Nous sommes dans ton œuvre un sourire d’une heure,
Un jouet que ton doigt brise, dès qu’il l’effleure,
Un rayon à ta gloire, une rose à ton front,
Un encens louangeur qui célèbre ton nom ;
Et, lorsqu’à deux genoux, courbé dans la poussière,
L’être t’a parfumé d’une courte prière,
Tu jettes de nouveau cet enfant du néant,
Dans les bras de son père, insondable et béant !

Si je blasphème ici, Seigneur, suis-je coupable ?

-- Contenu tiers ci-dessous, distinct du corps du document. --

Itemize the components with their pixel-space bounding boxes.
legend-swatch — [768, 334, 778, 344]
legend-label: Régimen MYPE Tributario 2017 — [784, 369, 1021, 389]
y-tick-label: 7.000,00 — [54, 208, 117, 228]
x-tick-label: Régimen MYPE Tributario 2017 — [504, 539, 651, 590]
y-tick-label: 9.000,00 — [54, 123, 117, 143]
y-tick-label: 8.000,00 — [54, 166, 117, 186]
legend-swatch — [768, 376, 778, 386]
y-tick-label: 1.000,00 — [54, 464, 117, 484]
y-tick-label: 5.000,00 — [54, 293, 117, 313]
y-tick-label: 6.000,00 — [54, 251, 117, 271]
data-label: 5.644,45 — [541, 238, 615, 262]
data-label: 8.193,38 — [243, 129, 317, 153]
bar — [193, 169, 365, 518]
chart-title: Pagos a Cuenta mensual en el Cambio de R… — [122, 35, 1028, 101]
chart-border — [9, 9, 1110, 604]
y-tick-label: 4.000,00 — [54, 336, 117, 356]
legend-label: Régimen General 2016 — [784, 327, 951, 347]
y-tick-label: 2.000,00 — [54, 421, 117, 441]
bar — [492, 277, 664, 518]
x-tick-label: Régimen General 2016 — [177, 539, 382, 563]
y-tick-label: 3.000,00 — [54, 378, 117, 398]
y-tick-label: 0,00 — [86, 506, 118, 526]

Puisque tu t’es voilé d’un voile impénétrable ;
Puisque partout ton nom, éclair dans notre nuit,
S’éteint, sans éclairer l’homme qu’il éblouit ;
Puisque l’homme à lui-même est un profond mystère ;
Puisqu’ici-bas le bien a le vice pour frère ;
Puisque tout est mauvais et que tout reste obscur,
Que tout semble manqué comme un ouvrage impur :
Moi, cette ébauche informe où rien ne se peut lire,
Moi, seul intéressé dans la route à décrire,
Ne puis-je dissiper la brume où tu te plais,
Demander d’où je viens et chercher où je vais ?

Hélas ! que tout est noir, dans la vallée humaine !
Les hommes en troupeaux se parquent dans la plaine,
Vivant sur des égouts qu’entoure un mur croulant.
Ils se tiennent entre eux pour résister au vent.